I've noticed a variation on this too, except I stuck with it too long. Scheme (once built out, like Racket and others have done) is easily one of the best languages, on technical merits, but I'm not using it lately, while aware of what I'm missing...

Since using Scheme/Racket heavily, I've used three major popular languages, and each has a lot of painful problems, that feel like regressions:

* Major Language X was obviously intended for much simpler needs, but kept getting extended to get closer to what was already known from other languages when it was created, the official docs often seem written as if with no awareness of a reader, and a Web search results are mostly maddening SEO by people who don't seem to understand much about the subject matter.

* Major Language Y has some merits, but a key DSL seems fundamentally wrong in execution, like a kludge that doesn't reflect what was already known decades ago, and they basically just didn't do documentation yet, and I had to do heroics to work around implementation and design flakiness in a key framework and an important library.

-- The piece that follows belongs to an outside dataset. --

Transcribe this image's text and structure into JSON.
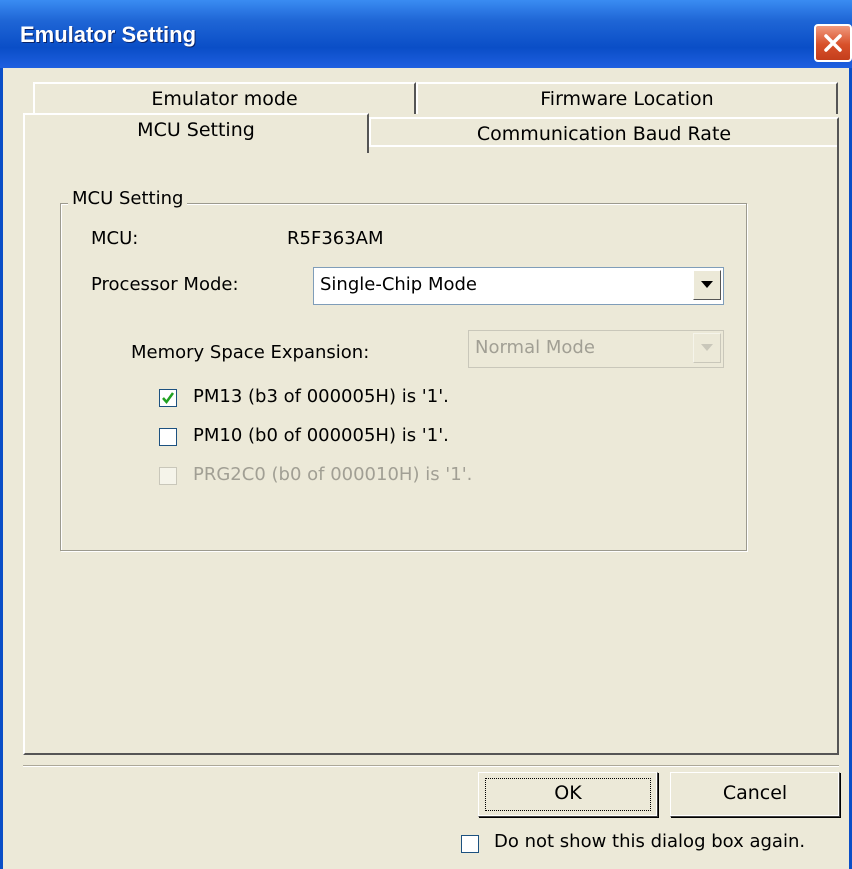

* Major Language Z actually shows a lot of positive signs, including cross-pollination in many small details, but at some point there was a breakdown of coherent design for a while, and some poor decisions made, which would be a lot easier to look past were it legacy from much longer ago than it was.

That said, Scheme and Racket also have their technical and community drawbacks. Also, more pragmatically, too often lately I've seen hiring situations where they really-really need some engineering magic done... but they're hung up on filtering resumes for ThisYearsPopularFramework2, and believe that's the most important qualification. So, lately, I also use the currently popular tools, even when it's incarnation #23 of something I've seen before (not done as well #4, #5, #7, and #16), and make it work despite/because I'm painfully aware of the weaknesses.


Hm, that may contain Go, Rust and C#?


I suppose it tells us something, when the same criticisms could apply to a lot of language platforms. :)

(I was speaking of specific language platforms, but not calling them out by name makes it easier to be candid about the kinds of problems I saw, which was the only point here.)


I have used Racket as my “go to” language a few times, perhaps for a month or two each time. For practical reasons, mostly which programming languages people are willing to pay me to use, I go back to Common Lisp or Python.

This blog material reminds me of the Beautiful Racket [1] writing system, even though it is of course different.

[1] https://beautifulracket.com/


> This blog material reminds me of the Beautiful Racket [1] writing system, even though it is of course different.

You have a sharp eye. Beatiful Racket was written with Butterick's own Pollen system. The Pollen system was inspired by `Scribble` which is used to produce the Racket documentation (among other things).

I am using my own `mathscribble` (better name is needed) also inspired by Scribble. I am using a different representation of both the decoded input text and of the produced html. It is geared towards texts with mathematical contents.

All systems use the at-expr syntax for the input.


I'd love to learn Racket. Only read a couple of things on it. I wonder if we could use ChatGPT to translate Ruby programs into Racket ones.